Friday, November 02, 2018 9:37 AM

IBMのブロックチェーン供給網ソリューション、すでに苦戦

 海運大手マースク(Maersk)とIBMは、共同開発したブロックチェーン基盤貿易システム(プラットフォーム)「トレードレンズ(TradeLens)」にもとづく供給網生態系の構築を図ろうとしているが、輸送業界の関心を喚起することに苦戦している。

 イノヴェーション・エンタープライズ誌によると、IBMは、輸送業界および供給網向けのブロックチェーン活用に商機があると考え、同技術の開発と実用化への投資を注力してきたが、いまのところ、すでに期待を下回る結果しか出せていない。

 IBMとマースクは、トレードレンズを8月に市場投入し、貿易に関する業務過程の可視化と安全な物流記録管理、それらによる業務効率化への取り組みを始動させた。

 両社の協業事業として独立運営されるトレードレンズは、世界貿易の供給網にかかわる会社向けの運輸生態系をブロックチェーンによって構築することを狙っている。

 しかし、市場投入から2ヵ月がすぎる現在、トレードレンズはほかの運輸会社からの賛同を得られていないことをIBMはこのほど認めた。

 トレードレンズへの参加を決めた唯一の海運大手としてパシフィック・インターナショナル・ラインズがある。また、カナダの国境サービス局(Canada Border Services Agency=CBSA)は現在、トレードレンズを試験運用中だ。

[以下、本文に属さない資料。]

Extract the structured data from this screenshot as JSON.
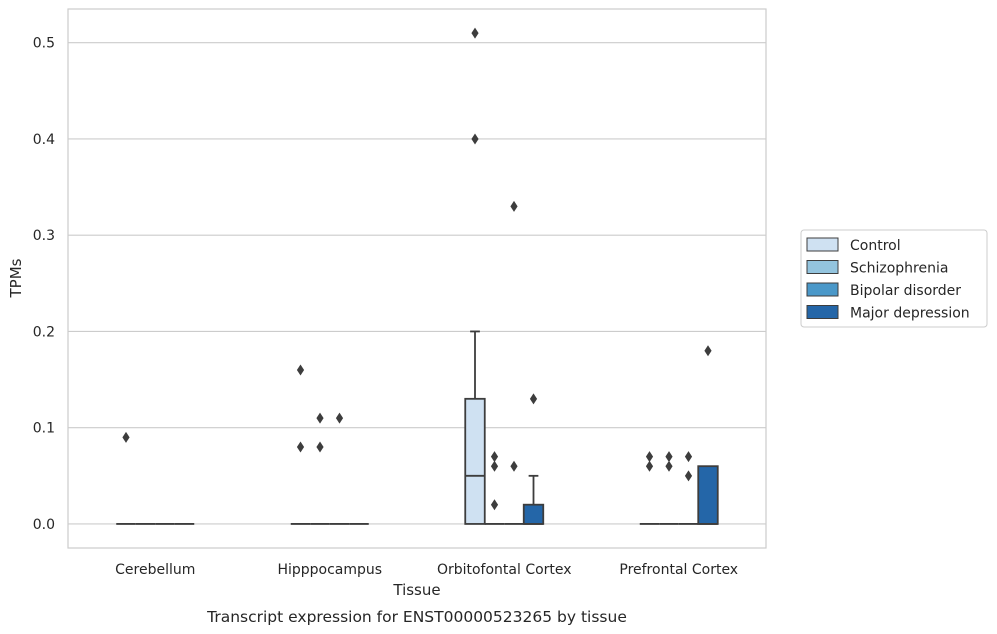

CBSAは、1日あたり1万4000台以上の入国トラックと12万7400件の入国輸送便を処理している。

 IBMでは、トレードレンズが多くの利用会社にとって国際供給網管理プラットフォームとして機能すれば、トレードレンズにもとづく業務効率化製品を開発して市場投入できると期待していた。しかし、「利用者がいなければ製品にならない」とトレードレンズのマーヴィン・アーデュリー統括責任者は述べた。